SISSY 2019 Papers accepted

Both papers submitted to the Workshop on Self-Improving System Integration (SISSY) have been accepted for publication.

The first paper, entitled “CHARIOT – Towards a Continuous High-level Adaptive Runtime Integration Testbed” was a collaborative effort of Chloe Barnes and Peter Lewis (both Aston University), Kirstie Bellman and Chris Landauer (both Topcy House Consulting), Joen Botev (University of Luxemburg), Ada Diaconescu (Telecom ParisTech), Christian Gruhl and Sven Tomforde (both University of Kassel), Phyllis Nelson (California State Polytechnical University), Anthony Stein (University of Augsburg), and Christopher Steward (Ohio State University).

The second paper, entitled “”When you believe in things that you don’t understand”: the effect of cross-generational habits on self-improving system integration” was written together with Chloe Barnes (Aston University) and John NA Brown (LinkedIn).
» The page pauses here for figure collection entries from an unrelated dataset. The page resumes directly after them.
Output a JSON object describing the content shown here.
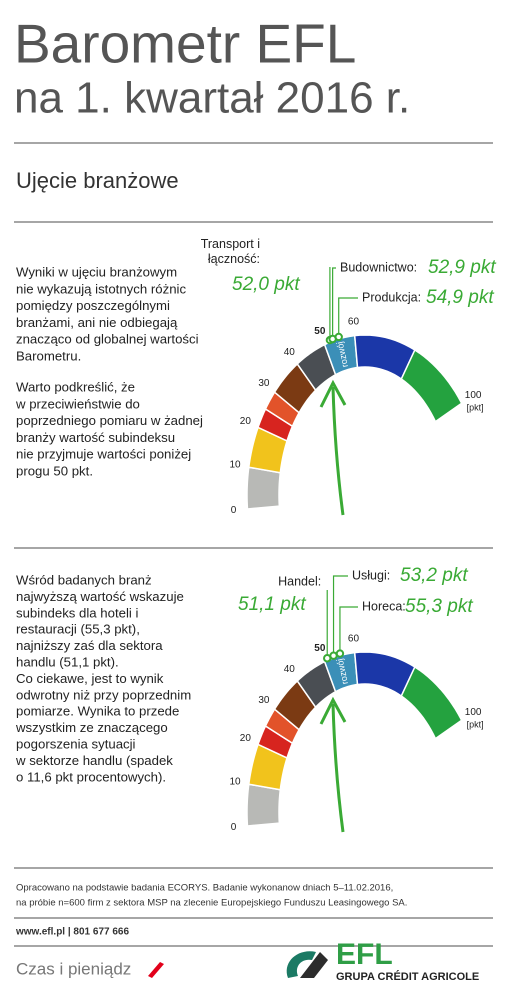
{
  "header": {
    "title": "Barometr EFL",
    "subtitle": "na 1. kwartał 2016 r."
  },
  "section_title": "Ujęcie branżowe",
  "sections": [
    {
      "paragraphs": [
        [
          "Wyniki w ujęciu branżowym",
          "nie wykazują istotnych różnic",
          "pomiędzy poszczególnymi",
          "branżami, ani nie odbiegają",
          "znacząco od globalnej wartości",
          "Barometru."
        ],
        [
          "Warto podkreślić, że",
          "w przeciwieństwie do",
          "poprzedniego pomiaru w żadnej",
          "branży wartość subindeksu",
          "nie przyjmuje wartości poniżej",
          "progu 50 pkt."
        ]
      ]
    },
    {
      "paragraphs": [
        [
          "Wśród badanych branż",
          "najwyższą wartość wskazuje",
          "subindeks dla hoteli i",
          "restauracji (55,3 pkt),",
          "najniższy zaś dla sektora",
          "handlu (51,1 pkt).",
          "Co ciekawe, jest to wynik",
          "odwrotny niż przy poprzednim",
          "pomiarze. Wynika to przede",
          "wszystkim ze znaczącego",
          "pogorszenia sytuacji",
          "w sektorze handlu (spadek",
          "o 11,6 pkt procentowych)."
        ]
      ]
    }
  ],
  "chart_data": [
    {
      "type": "gauge",
      "xlim": [
        0,
        100
      ],
      "xticks": [
        0,
        10,
        20,
        30,
        40,
        50,
        60,
        100
      ],
      "unit": "[pkt]",
      "bands": [
        {
          "from": 0,
          "to": 10,
          "color": "#b8b9b6"
        },
        {
          "from": 10,
          "to": 20,
          "color": "#f1c31c"
        },
        {
          "from": 20,
          "to": 25,
          "color": "#d7241f"
        },
        {
          "from": 25,
          "to": 30,
          "color": "#e2532a"
        },
        {
          "from": 30,
          "to": 40,
          "color": "#7b3a13"
        },
        {
          "from": 40,
          "to": 50,
          "color": "#4a4e53"
        },
        {
          "from": 50,
          "to": 60,
          "color": "#3b8fb8",
          "label": "rozwój"
        },
        {
          "from": 60,
          "to": 80,
          "color": "#1b37a8"
        },
        {
          "from": 80,
          "to": 100,
          "color": "#24a23f"
        }
      ],
      "series": [
        {
          "name": "Transport i łączność:",
          "color": "#3aaa35",
          "values": [
            52.0
          ],
          "value_labels": [
            "52,0 pkt"
          ]
        },
        {
          "name": "Budownictwo:",
          "color": "#3aaa35",
          "values": [
            52.9
          ],
          "value_labels": [
            "52,9 pkt"
          ]
        },
        {
          "name": "Produkcja:",
          "color": "#3aaa35",
          "values": [
            54.9
          ],
          "value_labels": [
            "54,9 pkt"
          ]
        }
      ]
    },
    {
      "type": "gauge",
      "xlim": [
        0,
        100
      ],
      "xticks": [
        0,
        10,
        20,
        30,
        40,
        50,
        60,
        100
      ],
      "unit": "[pkt]",
      "bands": [
        {
          "from": 0,
          "to": 10,
          "color": "#b8b9b6"
        },
        {
          "from": 10,
          "to": 20,
          "color": "#f1c31c"
        },
        {
          "from": 20,
          "to": 25,
          "color": "#d7241f"
        },
        {
          "from": 25,
          "to": 30,
          "color": "#e2532a"
        },
        {
          "from": 30,
          "to": 40,
          "color": "#7b3a13"
        },
        {
          "from": 40,
          "to": 50,
          "color": "#4a4e53"
        },
        {
          "from": 50,
          "to": 60,
          "color": "#3b8fb8",
          "label": "rozwój"
        },
        {
          "from": 60,
          "to": 80,
          "color": "#1b37a8"
        },
        {
          "from": 80,
          "to": 100,
          "color": "#24a23f"
        }
      ],
      "series": [
        {
          "name": "Handel:",
          "color": "#3aaa35",
          "values": [
            51.1
          ],
          "value_labels": [
            "51,1 pkt"
          ]
        },
        {
          "name": "Usługi:",
          "color": "#3aaa35",
          "values": [
            53.2
          ],
          "value_labels": [
            "53,2 pkt"
          ]
        },
        {
          "name": "Horeca:",
          "color": "#3aaa35",
          "values": [
            55.3
          ],
          "value_labels": [
            "55,3 pkt"
          ]
        }
      ]
    }
  ],
  "footer": {
    "note": [
      "Opracowano na podstawie badania ECORYS. Badanie wykonanow dniach 5–11.02.2016,",
      "na próbie n=600 firm z sektora MSP na zlecenie Europejskiego Funduszu Leasingowego SA."
    ],
    "contact": "www.efl.pl | 801 677 666",
    "slogan": "Czas i pieniądz",
    "logo": "EFL",
    "logo_sub": "GRUPA CRÉDIT AGRICOLE"
  }
}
“CHARIOT – Towards a Continuous High-level Adaptive Runtime Integration Testbed” – ABSTRACT: Integrated networked systems sense a common environment, learn to navigate the environment and share their experiences. Sharing experiences simplifies learning, reducing costly trial and error in complex environments. However, integration produces dependencies that make constituent systems less robust to failures, unexpected outputs and performance anomalies. Even with APIs and reflective, self-aware techniques, system integration still requires expert programming and tuning. Self-integrating systems proposed in recent research automate integration, but can be challenging to validate at scale. We therefore propose CHARIOT, a common test environment to allow for different approaches and systems to be deployed, assessed and compared on a shared platform for the development of self-integrating systems. In this paper, we discuss the underlying requirements and challenges, potential metrics, and a system metamodel to accommodate these.

“”When you believe in things that you don’t understand”: the effect of cross-generational habits on self-improving system integration” – ABSTRACT: Humans experiencing unexpected feedback to certain actions which they are not able to explain, might develop superstitious behaviour. In this paper, we discuss that similar behaviour might also occur in engineered systems. We provide a thought-experiment regarding such behaviour in computational systems. This will be a first step towards an awareness of others and their affect on the system itself as described in networked self-awareness.

ALIFE 2019 paper accepted

The paper written in collaboration with David King and Gilbert Peterson (both AFIT Ohio) got accepted for this years Conference on Artificial Life (ALIFE conference). The paper is entitled “Entropy-Based Team Self-Organization with Signal Suppression”

Abstract

Self-organized and distributed control methods are increasingly important as they allow multi-agent systems to scale more readily than centralized control techniques. Furthermore, these methods increase system robustness and flexibility. In the online multi-object k-coverage domain studied here, a collective of autonomous agents must dynamically form sub-teams to accomplish two concurrent tasks: target discovery and coverage. Once a target is discovered, the collective of agents must create a sub-team of k-agents to cover the target. The work presented here introduces a novel, entropy-based task selection technique that incorporates signal suppression behaviors found in bee colonies. We test the technique in the online multi-object k-coverage domain while exploring three team properties: heterogeneity, team size, and sensor ranges, and their impact on multi-task accomplishment. Results show that signal suppression helps avoid over-provisioning of team resources to individual targets, dynamically creating sub-teams that simultaneously accomplish target discovery and coverage tasks.